Keeanga-Yamahtta Taylor: Also ich finde es etwas merkwürdig, sich darüber zu beschweren, dass sich neue Gruppen organisieren und vermehrt in Erscheinung treten – für mich ist das eine positive Entwicklung. Ich würde lediglich sagen, es wäre besser, wenn mehr Gruppen tatsächlich miteinander Kontakt pflegen würden, denn das passiert aktuell nicht. Im Moment gibt es eine Menge neuer Aktivisten und neuer Leute, die gerade erst ausprobieren, wie man sich organisiert und alles zum ersten Mal machen, und alle haben verschiedene Vorstellungen dazu, wie so etwas aussehen soll. Viele konzentrieren sich auf Protestmärsche, aber es gibt eine große Bandbreite politischer Aktivitäten an denen sich Menschen beteiligen, was gut ist. Der fehlende Kontakt ist allerdings wirklich eine Schwachstelle, er kann dazu führen dass manche Aktionen nicht so effektiv oder erfolgreich ausfallen wie eigentlich möglich. Und der Erfahrungsaustausch wird dadurch gebremst, Aktivisten können weniger gut aus den Erfahrungen anderer lernen und sowohl Schwierigkeiten als auch erfolgreiche Strategien übertragen. Aber ich wüsste nicht, dass es in den USA große Beschwerden darüber gäbe, dass Sozialisten die Bewegung ausnutzen.

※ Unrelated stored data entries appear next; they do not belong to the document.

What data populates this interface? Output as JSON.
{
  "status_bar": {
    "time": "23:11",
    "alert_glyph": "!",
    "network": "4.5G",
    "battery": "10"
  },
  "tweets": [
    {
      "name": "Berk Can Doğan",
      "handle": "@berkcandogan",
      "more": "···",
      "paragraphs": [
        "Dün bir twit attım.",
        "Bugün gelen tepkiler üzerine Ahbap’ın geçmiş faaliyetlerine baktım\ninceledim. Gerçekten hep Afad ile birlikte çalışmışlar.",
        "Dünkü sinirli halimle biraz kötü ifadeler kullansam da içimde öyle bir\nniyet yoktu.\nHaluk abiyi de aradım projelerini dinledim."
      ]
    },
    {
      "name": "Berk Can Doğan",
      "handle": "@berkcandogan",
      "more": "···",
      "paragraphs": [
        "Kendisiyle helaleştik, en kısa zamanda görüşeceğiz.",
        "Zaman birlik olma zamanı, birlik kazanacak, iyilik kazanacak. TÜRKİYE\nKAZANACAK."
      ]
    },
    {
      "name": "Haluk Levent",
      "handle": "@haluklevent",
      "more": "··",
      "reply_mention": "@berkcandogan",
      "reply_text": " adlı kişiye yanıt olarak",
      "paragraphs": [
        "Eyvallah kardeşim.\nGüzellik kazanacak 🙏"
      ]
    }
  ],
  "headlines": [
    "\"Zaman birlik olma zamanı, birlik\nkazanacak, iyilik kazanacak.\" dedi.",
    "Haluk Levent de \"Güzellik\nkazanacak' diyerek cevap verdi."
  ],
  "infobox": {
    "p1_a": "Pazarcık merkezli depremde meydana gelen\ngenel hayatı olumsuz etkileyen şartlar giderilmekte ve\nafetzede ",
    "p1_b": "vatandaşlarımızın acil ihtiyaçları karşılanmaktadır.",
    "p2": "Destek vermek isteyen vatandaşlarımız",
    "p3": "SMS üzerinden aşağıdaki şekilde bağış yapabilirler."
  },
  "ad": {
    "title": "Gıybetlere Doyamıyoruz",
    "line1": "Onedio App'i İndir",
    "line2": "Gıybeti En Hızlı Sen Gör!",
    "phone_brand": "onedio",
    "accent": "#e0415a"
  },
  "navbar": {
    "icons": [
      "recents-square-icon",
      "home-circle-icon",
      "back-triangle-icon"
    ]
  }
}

Die Freiheitsliebe: Dir ist der Vorwurf also noch nicht begegnet?

Keeanga-Yamahtta Taylor: Nein. Ich muss allerdings dazu sagen – ich bin nicht in einem Bündnis, ich bin Professorin, also Akademikerin. Mein Alltag spielt sich nicht in der Bündnisarbeit ab. Aber natürlich kenne ich Menschen, bei denen das der Fall ist. Eine viel größere Debatte in den Staaten ist die Rolle von Weißen in der Bewegung, beziehungsweise ob es eine Rolle für sie geben sollte oder nicht. Um Sozialisten geht es weniger. Auch wenn ich sicher bin, dass das Thema aufkommen wird, jetzt wo es mehr Versammlungen gibt, mehr Interaktion zwischen den beiden Gruppen. Aber das große Thema sind tatsächlich Weiße in der Bewegung – abgesehen natürlich von der Frage „Wie schaffen wir es, dass die Polizei mit dem Töten aufhört?“. Die zentrale Frage ist „Sollen Weiße einbezogen werden, gibt es eine Rolle für Weiße?“… so in etwa.

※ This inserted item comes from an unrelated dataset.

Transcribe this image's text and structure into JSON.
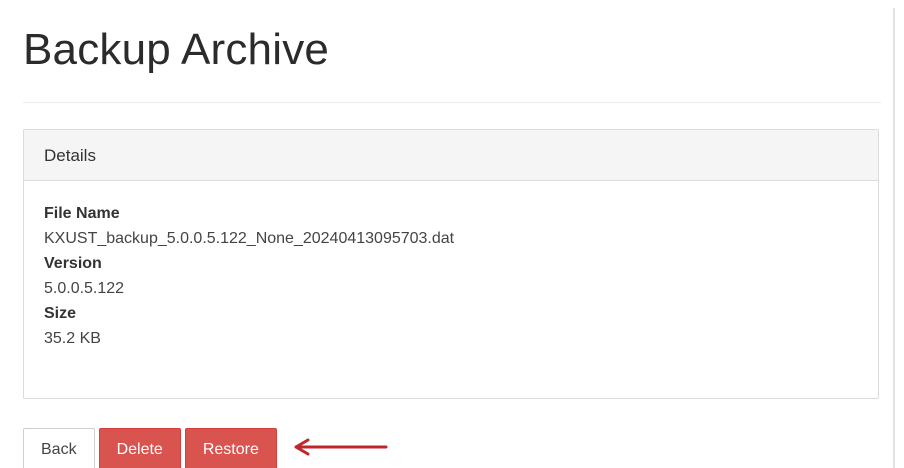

Die Freiheitsliebe: Ich erinnere mich, du hast in deinem Vortrag [„Rebellion in Baltimore – wie weiter im Kampf gegen Rassismus?“ am 16.05.2015 auf Marx is’ Muss in Berlin, Anm. d. Red.] darüber gesprochen, dass aktuell eine Konferenz geplant wird, an der nur Schwarze teilnehmen sollen, und die vermutlich den größten Schritt in der Fragestellung darstellen wird, ob Weiße in die Bewegung integriert werden sollen oder nicht.

Keeanga-Yamahtta Taylor: Ganz genau.

Die Freiheitsliebe: Ich verstehe. Als nächstes würde ich gerne darüber sprechen, dass aktuell viele Stimmen hinsichtlich der zahlreichen Black Lives Matter-Bewegungen die Hoffnung haben, dass sie ein Auslöser für soziale Veränderung sein könnten und – was du selbst auch schon erwähnt hast – dass sie ein soziales Bewegungsmoment erzeugen könnten. Gleichzeitig geben jedoch viele zu bedenken, es hätte ja die 99%-Bewegung und Occupy Wall Street gegeben, mittlerweile wäre davon jedoch nichts mehr zu spüren, da diese Bewegungen quasi vom Medienradar verschwunden sind, nachdem sie ihren „großen Durchbruch“ hatten. Wie siehst du das – glaubst du, diesmal wird es anders, ist für dich das Potenzial einer langfristigen Bewegung aktuell größer als damals?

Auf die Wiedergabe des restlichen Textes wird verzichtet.